July 15, 2014
Experts report potential software “back doors” in U.S. standards
U.S. government standards for software may enable spying by the National Security Agency through widely used coding formulas that should be jettisoned, some of the country’s top independent experts concluded in papers released on Monday.
Such mathematical formulas, or curves, are an arcane but essential part of most technology that prevents interception and hacking, and the National Institute of Standards and Technology (NIST) has been legally required to consult with the NSA’s defensive experts in approving them and other cryptography standards.

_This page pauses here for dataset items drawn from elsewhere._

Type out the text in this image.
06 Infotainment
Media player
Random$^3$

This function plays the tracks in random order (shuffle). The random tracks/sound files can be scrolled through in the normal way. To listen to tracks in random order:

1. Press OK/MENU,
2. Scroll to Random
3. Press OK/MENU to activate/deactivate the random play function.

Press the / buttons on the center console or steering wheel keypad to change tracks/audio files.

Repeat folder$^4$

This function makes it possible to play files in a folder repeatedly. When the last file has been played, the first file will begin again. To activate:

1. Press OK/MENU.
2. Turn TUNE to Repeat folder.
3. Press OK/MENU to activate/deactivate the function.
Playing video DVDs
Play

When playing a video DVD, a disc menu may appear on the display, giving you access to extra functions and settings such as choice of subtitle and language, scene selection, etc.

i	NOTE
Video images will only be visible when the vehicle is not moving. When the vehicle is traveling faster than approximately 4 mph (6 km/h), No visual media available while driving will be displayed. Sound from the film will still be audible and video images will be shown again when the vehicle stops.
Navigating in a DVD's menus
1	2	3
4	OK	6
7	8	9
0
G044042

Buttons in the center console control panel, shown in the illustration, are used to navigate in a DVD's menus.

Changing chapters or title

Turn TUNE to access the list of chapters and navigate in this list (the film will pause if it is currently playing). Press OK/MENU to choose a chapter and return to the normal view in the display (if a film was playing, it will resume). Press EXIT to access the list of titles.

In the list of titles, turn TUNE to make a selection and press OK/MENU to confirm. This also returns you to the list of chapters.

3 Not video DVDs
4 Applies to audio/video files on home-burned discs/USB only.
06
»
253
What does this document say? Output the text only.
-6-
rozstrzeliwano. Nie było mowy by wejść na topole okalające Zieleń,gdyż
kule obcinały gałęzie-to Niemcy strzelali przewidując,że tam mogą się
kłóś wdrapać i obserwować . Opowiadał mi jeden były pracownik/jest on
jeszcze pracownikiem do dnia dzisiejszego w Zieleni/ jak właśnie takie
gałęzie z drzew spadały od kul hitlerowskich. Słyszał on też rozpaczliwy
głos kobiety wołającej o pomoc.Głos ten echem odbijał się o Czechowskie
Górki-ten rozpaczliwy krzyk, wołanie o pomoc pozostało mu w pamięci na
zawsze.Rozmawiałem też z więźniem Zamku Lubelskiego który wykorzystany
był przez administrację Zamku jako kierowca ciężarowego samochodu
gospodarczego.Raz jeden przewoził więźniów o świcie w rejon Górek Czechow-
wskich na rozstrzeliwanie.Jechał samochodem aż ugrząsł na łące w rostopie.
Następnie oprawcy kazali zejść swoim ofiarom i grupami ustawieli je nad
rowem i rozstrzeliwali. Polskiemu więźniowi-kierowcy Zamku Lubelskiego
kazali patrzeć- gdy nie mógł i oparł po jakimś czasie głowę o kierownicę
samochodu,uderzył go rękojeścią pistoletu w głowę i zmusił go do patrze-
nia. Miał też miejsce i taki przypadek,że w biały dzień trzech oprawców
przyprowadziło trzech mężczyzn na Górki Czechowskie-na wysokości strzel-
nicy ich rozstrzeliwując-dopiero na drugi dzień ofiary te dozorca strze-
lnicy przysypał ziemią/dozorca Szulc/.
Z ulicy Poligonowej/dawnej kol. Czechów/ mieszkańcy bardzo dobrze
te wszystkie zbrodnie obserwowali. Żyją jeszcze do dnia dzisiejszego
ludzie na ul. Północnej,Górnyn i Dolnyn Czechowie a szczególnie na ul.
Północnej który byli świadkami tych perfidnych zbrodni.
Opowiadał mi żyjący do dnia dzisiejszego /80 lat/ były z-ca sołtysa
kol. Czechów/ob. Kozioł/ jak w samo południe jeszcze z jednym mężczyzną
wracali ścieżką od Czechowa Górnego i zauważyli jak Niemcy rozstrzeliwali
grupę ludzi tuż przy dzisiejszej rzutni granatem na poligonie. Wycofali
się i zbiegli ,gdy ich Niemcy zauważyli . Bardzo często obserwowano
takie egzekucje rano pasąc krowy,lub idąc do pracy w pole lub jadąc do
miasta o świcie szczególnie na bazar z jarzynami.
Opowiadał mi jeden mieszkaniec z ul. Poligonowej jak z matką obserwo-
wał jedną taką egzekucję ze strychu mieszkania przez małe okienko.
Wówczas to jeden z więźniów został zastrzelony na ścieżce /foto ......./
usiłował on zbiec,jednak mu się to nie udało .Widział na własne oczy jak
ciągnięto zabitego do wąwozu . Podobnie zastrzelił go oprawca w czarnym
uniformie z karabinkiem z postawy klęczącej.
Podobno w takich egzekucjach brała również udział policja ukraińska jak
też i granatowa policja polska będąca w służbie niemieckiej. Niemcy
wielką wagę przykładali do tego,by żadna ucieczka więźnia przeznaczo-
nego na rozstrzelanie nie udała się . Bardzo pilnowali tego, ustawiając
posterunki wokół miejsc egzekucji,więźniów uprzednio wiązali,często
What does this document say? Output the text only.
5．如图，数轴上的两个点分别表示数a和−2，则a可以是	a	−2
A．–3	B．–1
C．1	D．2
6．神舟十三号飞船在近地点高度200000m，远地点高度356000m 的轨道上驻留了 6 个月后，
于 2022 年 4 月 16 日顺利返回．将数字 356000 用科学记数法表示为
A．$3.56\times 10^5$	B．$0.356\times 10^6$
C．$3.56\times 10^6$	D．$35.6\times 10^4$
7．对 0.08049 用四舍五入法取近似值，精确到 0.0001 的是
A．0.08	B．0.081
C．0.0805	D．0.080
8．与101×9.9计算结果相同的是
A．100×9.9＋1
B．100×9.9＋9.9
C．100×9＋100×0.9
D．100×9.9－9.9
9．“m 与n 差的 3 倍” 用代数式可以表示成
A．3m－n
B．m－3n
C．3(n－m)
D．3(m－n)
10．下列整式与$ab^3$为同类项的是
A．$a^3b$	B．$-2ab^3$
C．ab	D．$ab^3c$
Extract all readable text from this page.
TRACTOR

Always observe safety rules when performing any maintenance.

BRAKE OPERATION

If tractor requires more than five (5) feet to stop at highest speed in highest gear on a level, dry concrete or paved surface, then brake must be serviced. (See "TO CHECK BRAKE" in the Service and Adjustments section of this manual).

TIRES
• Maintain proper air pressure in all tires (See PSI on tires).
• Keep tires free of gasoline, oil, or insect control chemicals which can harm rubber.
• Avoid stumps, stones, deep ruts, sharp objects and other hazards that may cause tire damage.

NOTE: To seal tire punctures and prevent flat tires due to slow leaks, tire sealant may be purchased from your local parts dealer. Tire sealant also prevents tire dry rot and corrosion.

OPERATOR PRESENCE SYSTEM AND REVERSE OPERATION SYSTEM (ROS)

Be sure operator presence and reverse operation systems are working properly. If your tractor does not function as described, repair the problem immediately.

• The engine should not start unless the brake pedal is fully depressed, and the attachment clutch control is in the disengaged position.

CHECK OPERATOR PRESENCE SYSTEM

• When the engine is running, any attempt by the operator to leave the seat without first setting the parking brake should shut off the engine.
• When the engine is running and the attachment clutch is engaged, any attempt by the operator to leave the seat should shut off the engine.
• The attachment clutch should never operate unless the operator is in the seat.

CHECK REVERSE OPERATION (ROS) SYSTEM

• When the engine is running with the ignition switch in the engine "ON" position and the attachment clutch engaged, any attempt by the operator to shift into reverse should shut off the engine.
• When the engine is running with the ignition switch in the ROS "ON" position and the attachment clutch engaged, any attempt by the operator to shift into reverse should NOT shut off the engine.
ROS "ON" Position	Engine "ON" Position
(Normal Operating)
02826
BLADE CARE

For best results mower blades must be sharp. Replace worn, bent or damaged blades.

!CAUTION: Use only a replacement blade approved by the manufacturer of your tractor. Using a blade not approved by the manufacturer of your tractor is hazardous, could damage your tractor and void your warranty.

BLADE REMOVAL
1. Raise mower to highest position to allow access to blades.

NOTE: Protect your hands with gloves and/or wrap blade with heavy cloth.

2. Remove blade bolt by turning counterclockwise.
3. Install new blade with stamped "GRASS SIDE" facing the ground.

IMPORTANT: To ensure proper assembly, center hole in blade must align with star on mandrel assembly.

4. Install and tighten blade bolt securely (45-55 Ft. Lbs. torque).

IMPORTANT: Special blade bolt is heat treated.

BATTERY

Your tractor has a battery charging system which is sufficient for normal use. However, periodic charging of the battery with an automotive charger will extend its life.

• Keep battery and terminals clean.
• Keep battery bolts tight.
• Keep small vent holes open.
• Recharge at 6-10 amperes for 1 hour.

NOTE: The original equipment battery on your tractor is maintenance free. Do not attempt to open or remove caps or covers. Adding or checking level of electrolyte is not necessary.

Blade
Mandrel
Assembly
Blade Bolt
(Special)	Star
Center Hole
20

But NIST’s relationship with the spy agency came under fire in September after reports based on documents from former NSA contractor Edward Snowden pointed to one formula in particular as a Trojan horse for the NSA.
NIST discontinued that formula, called Dual Elliptic Curve, and asked its external advisory board and a special panel of experts to make recommendations that were published on Monday alongside more stinging conclusions by the individual experts.
Noting the partially obscured hand of the NSA in creating Dual Elliptic Curve - which Reuters reported was most broadly distributed by security firm RSA - the group delved into the details of how it and other NIST standards emerged. It found incomplete documentation and poor explanations in some cases; in others material was withheld pending legal review.
As a whole, the panels recommended that NIST review its obligation to confer with the NSA and seek legal changes “where it hinders its ability to independently develop the best cryptographic standards to serve not only the United States government but the broader community.”
They also urged NIST to weigh the advice of individual task force members who made more dramatic suggestions, such as calling for the replacement of a larger set of curves approved for authenticating users, in part because they were selected through unclear means by the NSA.
“It is possible that the specified curves contain a back door somehow,” said Massachusetts Institute of Technology professor Ron Rivest, a co-founder of RSA and the source of the letter R in its name. Though the curves could be fine, he wrote, “it seems prudent to assume the worst and transition away.”
More broadly, Rivest wrote, “NIST should ask the NSA for full disclosure regarding all existing standards… If NSA refuses to answer such an inquiry, then any standard developed with significant NSA input should be assumed to be `tainted,’” absent proof of security acceptable to outsiders.
In an email exchange, Rivest told Reuters that “NIST needs to have a process whereby evidence is publicly presented” about how the curves were chosen.
The curves faulted on Monday had been questioned by outsiders after media reports in September said the NSA could break much widely used security software, without detailing which ones or how. “These curves are ubiquitous in commercial cryptography,” Johns Hopkins University professor Matthew Green said in an interview. “If you connected to Google or Facebook today, you probably used one.”
Rivest’s long association with RSA, now part of electronic storage maker EMC Corp, made his remarks more poignant. But prominent task force colleagues including Internet co-creator Vint Cerf and Ed Felten, former chief technologist at Federal Trade Commission, also gave strongly worded verdicts on the Department of Commerce unit.
“It cannot be accepted that NIST’s responsibilities should be co-opted by the NSA’s intelligence mission,” wrote Cerf, who now works at Google Inc.
While Rivest called the internal history of Dual Elliptic Curve a “smoking gun” with an “almost certain” NSA back door, Felten wrote that NSA might not remain alone in its ability to use it and other possible NIST-approved holes for spying.
In each of three cases, including Dual Elliptic Curve and the more common curves faulted by Rivest, Felten said the suspected back door access “reduces the security of users against attack by other adversaries, including organized crime groups or foreign intelligence services.”
The NSA might have been able to generate curves that pass cursory security tests but are still breakable through the aid of sheer computing power, because it can try millions of curves and get a few that fit its goals. But a researcher working for another country could discover the flaw, Felten said.
In the case of the curves approved under the FIPS 186 standard for authenticating digital signatures, NIST should start over and pick its own curves publicly rather than relying on the NSA, Felten and others said.
Several experts said NIST had to hire more cryptographers and strengthen its internal processes to avoid relying on NSA.
NIST acting Director Willie May agreed in a statement, saying his agency “must strengthen its in-house cryptography capabilities to ensure we can reach independent conclusions about the merits of specific algorithms or standards.”
NIST did not respond to a Reuters email asking about the fate of the suspect curves.